Alas, the novelty of nudity is fleeting and while the clever-clever proclamations are well-written, there was a glaring absence of engaging drama to back up the titillation. In the notes, Barker writes, that the actor "both suffers more and exposes more than the audience anticipates". The only exposing going on was that of the literal variety and the only suffering endured was by the clothed actors (and audience) in the tropical conditions of the auditorium.
Both actors carried the piece, despite its faults, with particular praise going to Walsh, who struck a nice balance between womanly self-confidence and girlish embarrassment. Also, her courage to cavort thus in such a small space and under glaring light is to be commended, even though she has absolutely nothing to hide.
'Women Beware Women' is a play originally written by Thomas Midleton, which Barker has edited in the first act and completely rewritten in the second. It is a strange strategy, as the style and tone jars hugely from one to the other, yet this must have been the intention. It is set in and around an Italian Duke's court in Florence in an unspecified time.
A young factor, Leantio (Ben Palmer) brings his beautiful sixteen-year-old bride, Bianca (Louise Kiely) to his mother's home, as he has to attend to some business for a few days. The Duke (Gerry O'Brien), a lascivious old hound, spies this pretty thing and seduces her with promises of wealth and power. Heartbroken, Leantio is consoled by the much older Livia (Iseult Golden).
Suffice to say, Bianca's avarice and vanity come back to haunt her and it all ends in tears, however none of all this is ever made to really matter, as throughout we are treated to the same didactic drone on sexual politics.
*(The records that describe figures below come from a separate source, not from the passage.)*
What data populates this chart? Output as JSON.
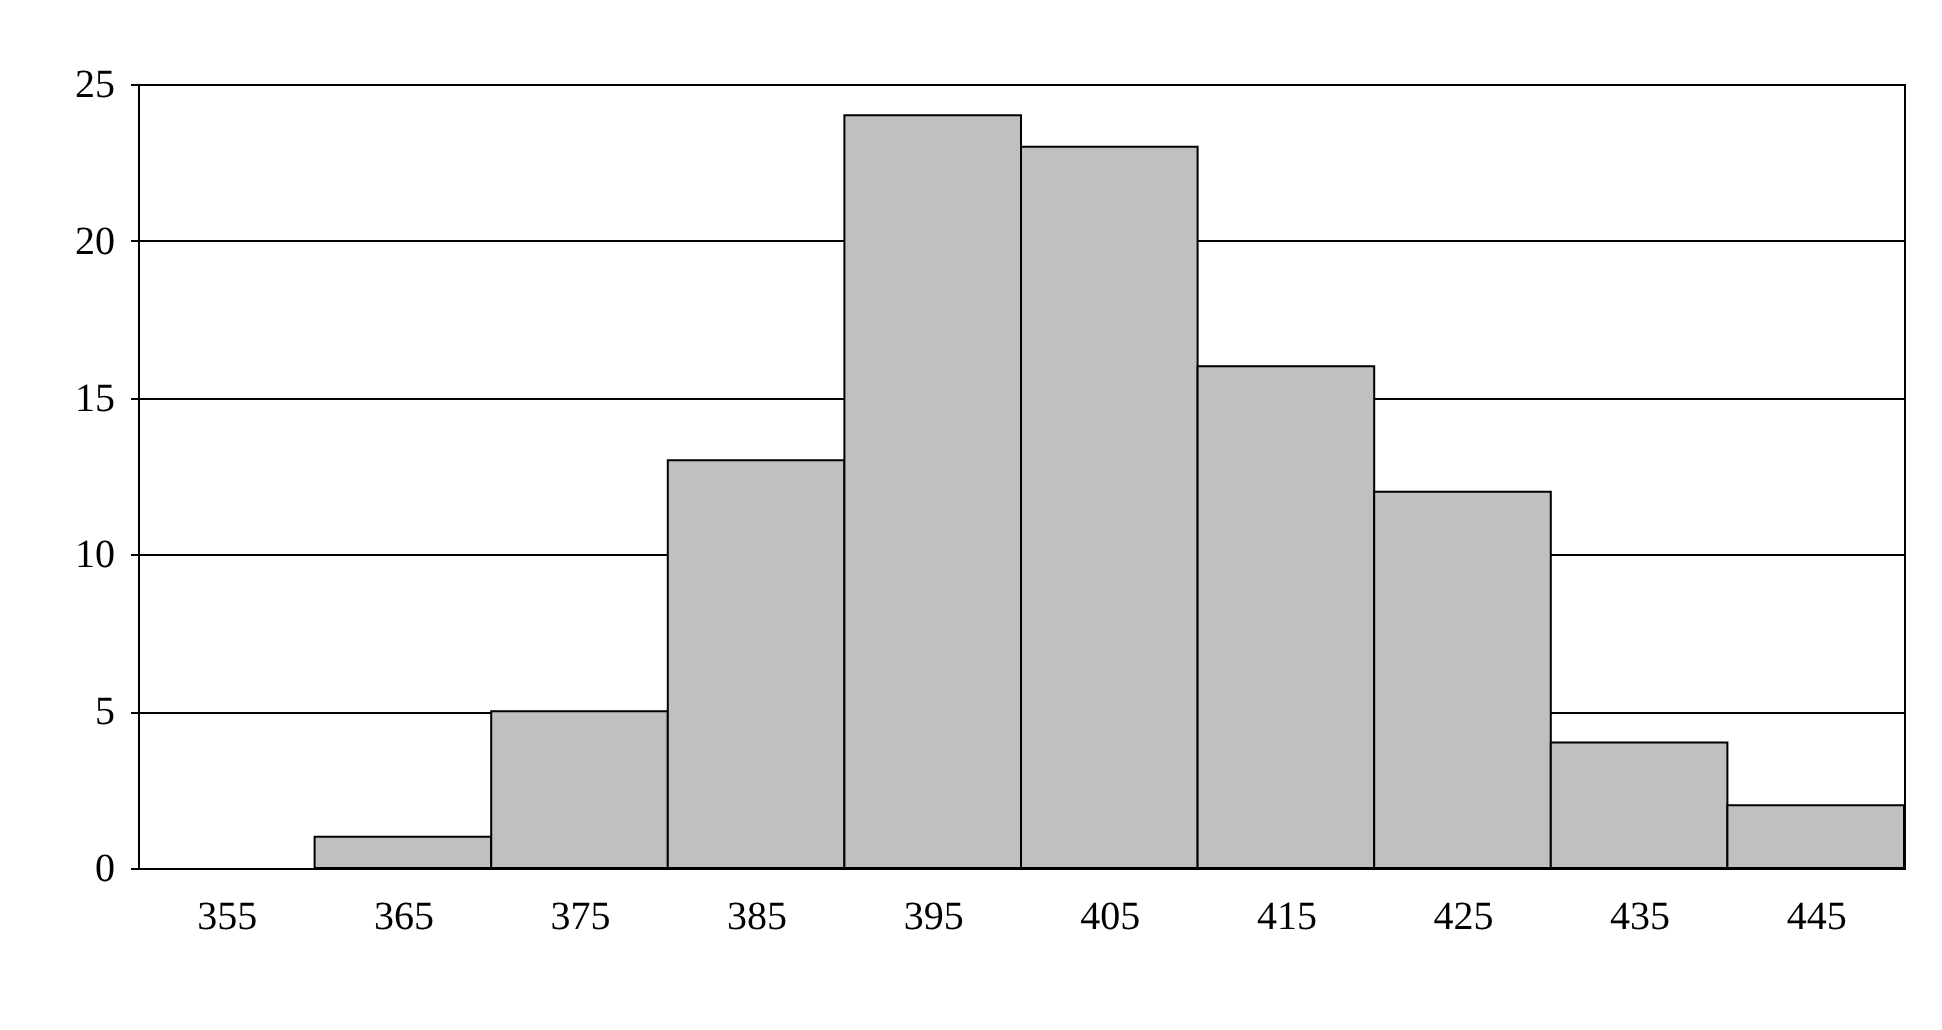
{
  "chart_data": {
    "type": "histogram",
    "bins": [
      350,
      360,
      370,
      380,
      390,
      400,
      410,
      420,
      430,
      440,
      450
    ],
    "values": [
      0,
      1,
      5,
      13,
      24,
      23,
      16,
      12,
      4,
      2
    ],
    "color": "#c0c0c0",
    "xlim": [
      350,
      450
    ],
    "xticks": [
      355,
      365,
      375,
      385,
      395,
      405,
      415,
      425,
      435,
      445
    ],
    "ylim": [
      0,
      25
    ],
    "yticks": [
      0,
      5,
      10,
      15,
      20,
      25
    ],
    "grid": "y"
  }
}
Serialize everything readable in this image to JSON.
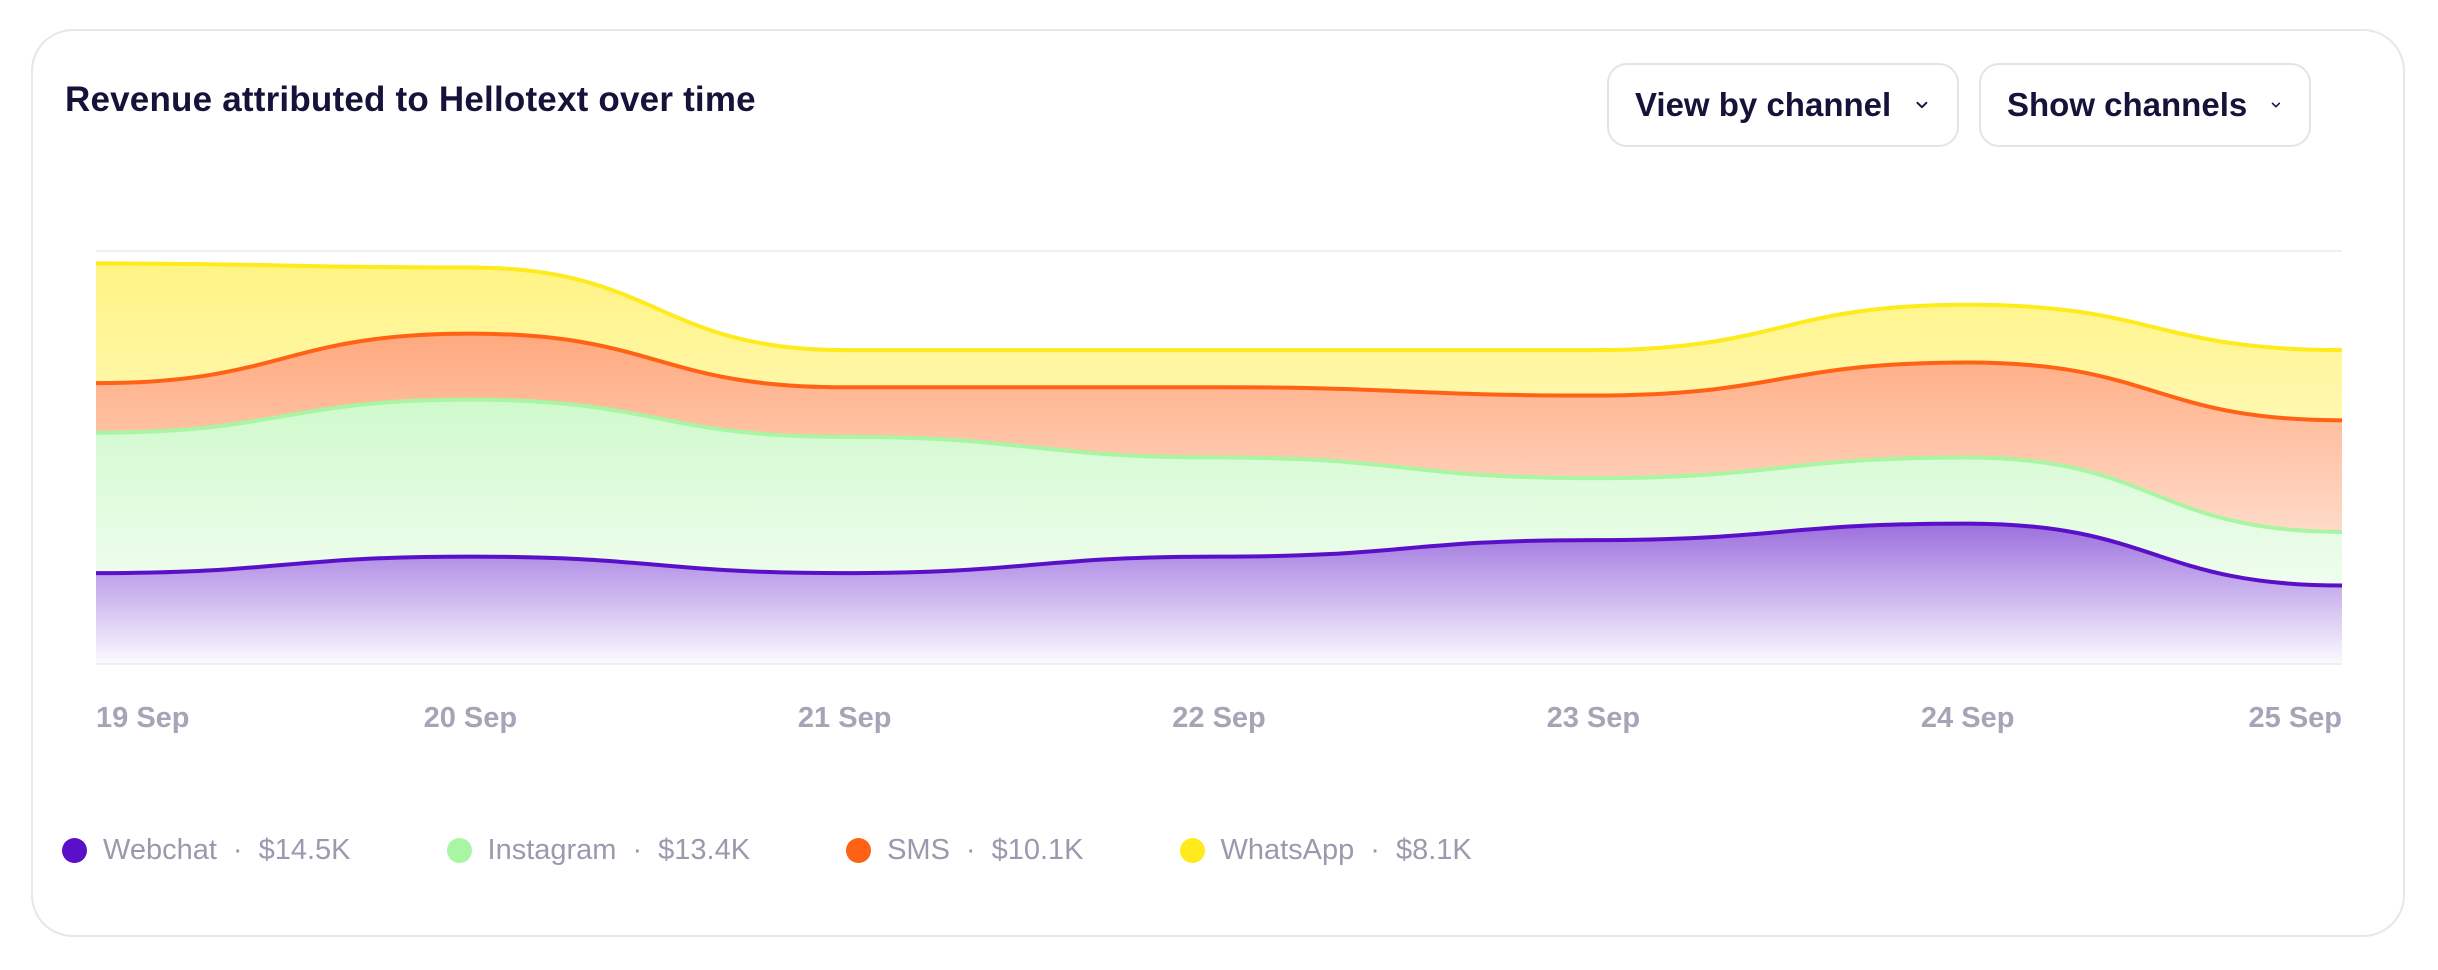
{
  "chart_data": {
    "type": "area",
    "stacked": true,
    "title": "Revenue attributed to Hellotext over time",
    "xlabel": "",
    "ylabel": "",
    "categories": [
      "19 Sep",
      "20 Sep",
      "21 Sep",
      "22 Sep",
      "23 Sep",
      "24 Sep",
      "25 Sep"
    ],
    "ylim": [
      0,
      100
    ],
    "grid": "top and baseline only",
    "legend": "bottom",
    "series": [
      {
        "name": "Webchat",
        "total": "$14.5K",
        "color": "#5a0fc8",
        "values": [
          22,
          26,
          22,
          26,
          30,
          34,
          19
        ]
      },
      {
        "name": "Instagram",
        "total": "$13.4K",
        "color": "#a8f5a3",
        "values": [
          34,
          38,
          33,
          24,
          15,
          16,
          13
        ]
      },
      {
        "name": "SMS",
        "total": "$10.1K",
        "color": "#ff6214",
        "values": [
          12,
          16,
          12,
          17,
          20,
          23,
          27
        ]
      },
      {
        "name": "WhatsApp",
        "total": "$8.1K",
        "color": "#ffea1c",
        "values": [
          29,
          16,
          9,
          9,
          11,
          14,
          17
        ]
      }
    ]
  },
  "controls": {
    "view_by": "View by channel",
    "show": "Show channels"
  },
  "legend_separator": "·"
}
Oh yes the Lord Cardinal cries, "this is politics". This was delivered solemnly, but I sincerely hope it was intended as a joke, as I'm daily gaining ever more respect for Brecht who'd at least have the sincerity to print his slogans on the wall.
Quite a few of the actors here are young, recent, or not so recent Gaiety school graduates and thus my mind was brought back to their graduation showcase in the same space a few months ago. 'Isabel' was a mock-Shakespeare effort that Gavin Kostick wrote with a similar sexual intrigue in a Royal court plot. Even though it was conceived as a light-hearted, knockabout tragi-comedy, unlike this sombre collection of pseudo-profundities, it succeeded where 'Women Beware Women' fails.
In 'Isabel', where pace and humour was needed to sustain audience attention, they were employed. The characters were, like here, stock, but they spoke with distinctive voices and their actions brought about any abstract conclusions one may come to that here are lazily proclaimed. Despite some impressive acting from the ever reliable O'Brien and particularly Aiden Condren as the agent of Bianca's downfall, it is with great disappointment that I cannot recommend the work of a 'living legend' of British theatre.
Nick McGinley
'The Twelfth Battle of Isonzo' is showing at 8.15pm and 'Women Beware Women' is showing at 8pm from 27 July to 11 August 2001 at the Project Arts Centre, Dublin.